The timing to stop the function of the ATC transbonder is based on the maximum flight altitude of the aircraft, and the propagation of the interrogation signal is reflected back to the earth surface after the interrogation signal is started from the interrogation signal start timing. 2. The false alarm prevention system in the aircraft collision prevention device according to claim 1, wherein the total time is a sum of a time and a question signal transmission time of the mode C.

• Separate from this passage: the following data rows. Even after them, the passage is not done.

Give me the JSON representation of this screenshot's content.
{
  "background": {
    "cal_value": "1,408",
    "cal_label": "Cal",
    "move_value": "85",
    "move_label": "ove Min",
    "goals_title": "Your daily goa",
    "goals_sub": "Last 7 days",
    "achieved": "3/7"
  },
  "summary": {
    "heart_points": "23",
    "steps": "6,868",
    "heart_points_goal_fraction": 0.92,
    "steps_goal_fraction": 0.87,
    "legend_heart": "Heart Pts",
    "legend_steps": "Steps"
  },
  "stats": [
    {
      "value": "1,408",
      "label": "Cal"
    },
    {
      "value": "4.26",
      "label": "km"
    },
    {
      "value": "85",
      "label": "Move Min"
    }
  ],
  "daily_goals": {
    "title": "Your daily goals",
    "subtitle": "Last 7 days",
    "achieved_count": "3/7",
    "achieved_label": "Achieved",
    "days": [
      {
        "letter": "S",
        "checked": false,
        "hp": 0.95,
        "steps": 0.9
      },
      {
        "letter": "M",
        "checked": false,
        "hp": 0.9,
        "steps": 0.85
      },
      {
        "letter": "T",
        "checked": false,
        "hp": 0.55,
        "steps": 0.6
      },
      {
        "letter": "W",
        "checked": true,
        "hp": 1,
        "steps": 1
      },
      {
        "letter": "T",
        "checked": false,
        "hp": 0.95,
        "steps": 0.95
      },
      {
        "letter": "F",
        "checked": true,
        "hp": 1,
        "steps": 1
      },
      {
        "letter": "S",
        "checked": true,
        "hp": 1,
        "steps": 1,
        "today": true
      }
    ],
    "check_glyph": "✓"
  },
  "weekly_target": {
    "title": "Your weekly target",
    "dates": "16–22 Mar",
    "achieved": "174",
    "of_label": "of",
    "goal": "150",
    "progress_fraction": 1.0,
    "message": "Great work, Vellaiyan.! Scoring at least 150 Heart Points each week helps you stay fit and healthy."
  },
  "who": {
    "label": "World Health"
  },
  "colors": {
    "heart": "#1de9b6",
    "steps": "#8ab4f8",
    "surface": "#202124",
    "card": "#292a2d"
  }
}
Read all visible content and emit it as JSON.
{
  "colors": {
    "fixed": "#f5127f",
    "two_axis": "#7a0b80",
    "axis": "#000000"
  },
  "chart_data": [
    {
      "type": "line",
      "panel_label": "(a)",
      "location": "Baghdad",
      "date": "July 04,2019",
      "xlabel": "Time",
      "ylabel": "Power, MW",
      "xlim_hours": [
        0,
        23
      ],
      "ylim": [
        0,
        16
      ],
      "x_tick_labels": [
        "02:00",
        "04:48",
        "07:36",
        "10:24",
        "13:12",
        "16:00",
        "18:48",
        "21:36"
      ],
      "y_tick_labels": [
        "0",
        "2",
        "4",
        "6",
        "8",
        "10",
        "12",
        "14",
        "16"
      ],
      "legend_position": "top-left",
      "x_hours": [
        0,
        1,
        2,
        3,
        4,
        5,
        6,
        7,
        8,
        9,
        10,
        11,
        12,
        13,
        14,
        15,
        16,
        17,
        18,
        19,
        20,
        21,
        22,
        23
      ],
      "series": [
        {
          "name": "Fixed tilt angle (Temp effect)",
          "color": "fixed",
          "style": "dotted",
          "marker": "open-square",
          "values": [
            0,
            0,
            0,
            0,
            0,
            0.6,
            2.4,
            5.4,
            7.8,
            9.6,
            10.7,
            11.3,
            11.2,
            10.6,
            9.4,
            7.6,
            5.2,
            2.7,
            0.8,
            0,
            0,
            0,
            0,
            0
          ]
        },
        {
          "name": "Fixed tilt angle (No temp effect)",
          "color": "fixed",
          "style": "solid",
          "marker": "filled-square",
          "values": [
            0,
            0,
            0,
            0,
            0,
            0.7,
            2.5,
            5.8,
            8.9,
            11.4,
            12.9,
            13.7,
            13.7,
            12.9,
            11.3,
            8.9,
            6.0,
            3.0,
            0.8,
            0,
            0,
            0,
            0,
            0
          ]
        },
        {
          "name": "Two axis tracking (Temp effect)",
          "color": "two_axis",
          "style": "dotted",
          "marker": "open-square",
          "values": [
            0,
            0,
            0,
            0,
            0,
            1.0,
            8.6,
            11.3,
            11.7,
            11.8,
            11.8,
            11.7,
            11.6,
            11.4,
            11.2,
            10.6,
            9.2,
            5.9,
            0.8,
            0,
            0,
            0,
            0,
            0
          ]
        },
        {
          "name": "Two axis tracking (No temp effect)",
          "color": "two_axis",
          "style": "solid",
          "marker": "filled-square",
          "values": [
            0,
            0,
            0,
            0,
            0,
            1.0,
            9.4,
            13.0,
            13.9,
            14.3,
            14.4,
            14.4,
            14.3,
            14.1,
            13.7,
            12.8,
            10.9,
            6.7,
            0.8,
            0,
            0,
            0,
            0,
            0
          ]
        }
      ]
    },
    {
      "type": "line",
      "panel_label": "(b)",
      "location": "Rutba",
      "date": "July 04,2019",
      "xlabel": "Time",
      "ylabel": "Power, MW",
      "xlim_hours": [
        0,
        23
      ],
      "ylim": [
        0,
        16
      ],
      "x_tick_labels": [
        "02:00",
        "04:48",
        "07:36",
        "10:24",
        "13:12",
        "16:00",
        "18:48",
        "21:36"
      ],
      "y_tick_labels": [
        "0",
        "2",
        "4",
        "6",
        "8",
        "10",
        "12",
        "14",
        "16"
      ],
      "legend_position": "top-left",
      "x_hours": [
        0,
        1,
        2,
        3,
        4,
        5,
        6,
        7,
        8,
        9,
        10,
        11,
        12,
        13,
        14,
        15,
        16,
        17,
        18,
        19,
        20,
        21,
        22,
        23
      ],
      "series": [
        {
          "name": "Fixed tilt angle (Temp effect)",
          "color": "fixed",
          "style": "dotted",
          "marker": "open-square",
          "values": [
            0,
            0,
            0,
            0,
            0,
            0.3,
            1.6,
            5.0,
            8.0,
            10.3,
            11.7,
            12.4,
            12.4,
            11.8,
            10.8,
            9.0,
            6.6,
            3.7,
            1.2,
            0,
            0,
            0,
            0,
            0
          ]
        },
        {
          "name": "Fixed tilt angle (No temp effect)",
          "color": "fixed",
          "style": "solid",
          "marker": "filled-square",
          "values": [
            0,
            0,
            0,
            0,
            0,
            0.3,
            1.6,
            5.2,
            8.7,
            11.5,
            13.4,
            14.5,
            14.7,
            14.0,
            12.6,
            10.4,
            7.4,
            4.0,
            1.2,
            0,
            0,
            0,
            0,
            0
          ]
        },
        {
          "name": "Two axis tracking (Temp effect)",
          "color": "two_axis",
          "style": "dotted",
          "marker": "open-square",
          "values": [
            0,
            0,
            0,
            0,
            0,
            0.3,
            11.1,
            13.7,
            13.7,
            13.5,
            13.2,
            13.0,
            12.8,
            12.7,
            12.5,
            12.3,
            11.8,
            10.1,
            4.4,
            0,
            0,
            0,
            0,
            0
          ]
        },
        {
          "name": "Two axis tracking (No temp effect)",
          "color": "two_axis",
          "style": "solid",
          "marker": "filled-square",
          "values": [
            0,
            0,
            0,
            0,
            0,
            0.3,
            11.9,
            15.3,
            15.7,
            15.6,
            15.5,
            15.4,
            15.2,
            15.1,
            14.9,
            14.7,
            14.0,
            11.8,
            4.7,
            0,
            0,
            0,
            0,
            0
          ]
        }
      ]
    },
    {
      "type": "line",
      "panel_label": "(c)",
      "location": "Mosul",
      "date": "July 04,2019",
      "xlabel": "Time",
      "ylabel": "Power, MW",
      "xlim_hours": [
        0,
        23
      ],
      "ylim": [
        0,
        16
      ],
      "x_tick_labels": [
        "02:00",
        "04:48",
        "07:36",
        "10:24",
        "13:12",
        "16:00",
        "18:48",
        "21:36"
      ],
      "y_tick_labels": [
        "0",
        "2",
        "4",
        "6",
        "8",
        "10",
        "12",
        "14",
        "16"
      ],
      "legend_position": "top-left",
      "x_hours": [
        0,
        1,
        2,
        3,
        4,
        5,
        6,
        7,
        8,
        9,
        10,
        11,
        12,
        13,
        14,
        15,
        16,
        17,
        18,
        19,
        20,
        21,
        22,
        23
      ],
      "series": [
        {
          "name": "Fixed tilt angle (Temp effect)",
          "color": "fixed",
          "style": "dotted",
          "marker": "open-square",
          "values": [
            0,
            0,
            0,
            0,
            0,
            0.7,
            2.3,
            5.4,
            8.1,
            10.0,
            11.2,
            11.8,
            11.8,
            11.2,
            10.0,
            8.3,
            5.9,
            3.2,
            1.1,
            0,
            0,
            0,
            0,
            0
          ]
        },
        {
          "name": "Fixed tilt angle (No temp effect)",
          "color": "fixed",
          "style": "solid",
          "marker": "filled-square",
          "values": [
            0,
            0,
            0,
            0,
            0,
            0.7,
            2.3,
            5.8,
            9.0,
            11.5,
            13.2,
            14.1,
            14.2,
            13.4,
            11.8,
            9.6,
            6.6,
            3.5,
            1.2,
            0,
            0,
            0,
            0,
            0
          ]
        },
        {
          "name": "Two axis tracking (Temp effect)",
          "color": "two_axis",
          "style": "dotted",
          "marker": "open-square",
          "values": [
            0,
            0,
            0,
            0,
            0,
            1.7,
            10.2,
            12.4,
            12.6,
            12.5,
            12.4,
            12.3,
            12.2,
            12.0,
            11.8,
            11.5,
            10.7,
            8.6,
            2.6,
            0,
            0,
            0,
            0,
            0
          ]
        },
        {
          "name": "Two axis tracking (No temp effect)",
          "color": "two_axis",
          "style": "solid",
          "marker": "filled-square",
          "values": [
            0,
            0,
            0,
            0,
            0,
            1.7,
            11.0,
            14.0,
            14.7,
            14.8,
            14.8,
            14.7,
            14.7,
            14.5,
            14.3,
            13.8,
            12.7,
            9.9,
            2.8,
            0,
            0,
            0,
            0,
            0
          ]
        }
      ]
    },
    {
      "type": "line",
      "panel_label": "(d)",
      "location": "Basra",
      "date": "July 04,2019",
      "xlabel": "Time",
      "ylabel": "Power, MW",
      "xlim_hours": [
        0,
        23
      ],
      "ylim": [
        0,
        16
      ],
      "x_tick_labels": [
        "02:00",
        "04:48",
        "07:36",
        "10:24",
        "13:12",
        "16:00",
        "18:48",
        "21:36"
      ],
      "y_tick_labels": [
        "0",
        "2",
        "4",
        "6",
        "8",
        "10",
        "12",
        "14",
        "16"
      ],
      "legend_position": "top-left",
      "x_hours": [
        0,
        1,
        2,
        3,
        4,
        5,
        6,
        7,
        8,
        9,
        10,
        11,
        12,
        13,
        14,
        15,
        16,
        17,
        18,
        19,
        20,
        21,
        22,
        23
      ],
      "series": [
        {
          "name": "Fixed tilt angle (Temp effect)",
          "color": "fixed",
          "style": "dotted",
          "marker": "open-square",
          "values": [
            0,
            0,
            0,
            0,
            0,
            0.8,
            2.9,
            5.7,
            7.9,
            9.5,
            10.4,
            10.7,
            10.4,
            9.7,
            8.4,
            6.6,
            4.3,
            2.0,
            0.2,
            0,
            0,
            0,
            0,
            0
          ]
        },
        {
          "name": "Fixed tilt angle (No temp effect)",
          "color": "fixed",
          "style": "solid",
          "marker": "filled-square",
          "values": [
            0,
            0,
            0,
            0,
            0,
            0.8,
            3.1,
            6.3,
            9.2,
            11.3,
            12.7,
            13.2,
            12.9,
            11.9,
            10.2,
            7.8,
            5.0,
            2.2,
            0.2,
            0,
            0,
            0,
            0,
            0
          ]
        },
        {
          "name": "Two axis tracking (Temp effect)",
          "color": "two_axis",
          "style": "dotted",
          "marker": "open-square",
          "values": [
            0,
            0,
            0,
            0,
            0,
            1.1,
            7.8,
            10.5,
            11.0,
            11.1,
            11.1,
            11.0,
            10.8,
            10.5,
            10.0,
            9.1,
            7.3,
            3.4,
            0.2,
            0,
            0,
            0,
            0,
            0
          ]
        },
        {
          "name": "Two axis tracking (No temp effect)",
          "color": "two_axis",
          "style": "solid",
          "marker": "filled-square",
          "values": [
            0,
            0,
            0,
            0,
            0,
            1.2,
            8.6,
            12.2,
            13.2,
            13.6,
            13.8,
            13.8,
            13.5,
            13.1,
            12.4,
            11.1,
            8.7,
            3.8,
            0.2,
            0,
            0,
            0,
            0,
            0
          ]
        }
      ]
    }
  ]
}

The timing at which the ATC transbonder is deactivated is based on the maximum altitude of the aircraft, calculated from the start of the interrogation signal, and the propagation time of the interrogation signal reflected back to the earth's surface. And an interrogation signal of mode C or an interrogation signal of mode A, and the sum of the transmission time of the interrogation signal of each mode according to each interrogation signal. False alarm prevention system for aircraft collision prevention as described in item 1 of the scope.

4. The timing to stop the function of the ATC transbonder is calculated based on the flight altitude of the own aircraft, the interrogation signal is reflected on the surface of the earth, and the propagation time to return to the own aircraft is calculated. 3. The false alarm prevention system in the aircraft collision prevention device according to claim 1, wherein the total time is a total time with the interrogation signal transmission time of C.

 5.The timing to stop the function of the ATC transbonder is calculated based on the flight altitude of the own aircraft, the interrogation signal is reflected on the earth surface, and the propagation time to return to the own aircraft is calculated. The interrogation signal of the mode A or the interrogation signal of the mode A, and the interrogation time of the interrogation signal of each mode according to each interrogation signal.

False alarm prevention system in the aircraft collision prevention device of paragraph 1. 6. The timing for stopping the function of the ATC trans-bonder is calculated based on the flight altitude of the own aircraft and the propagation time of the interrogation signal reflected on the surface of the earth and returned to the own aircraft. 2. The false alarm prevention system in the aircraft collision prevention device according to claim 1, wherein the system is a feedback point of the interrogation signal observed based on the information.

 7. The interrogation signal from the lower direction to the own aircraft, and the propagation time of the interrogation signal reflected on the surface of the earth and returned to the own aircraft based on the flight altitude of the own aircraft. For the interrogation signal received by the time of the value and the approximation, A

-A false alarm prevention system in an aircraft collision prevention device, which stops the function of the TC transbonder.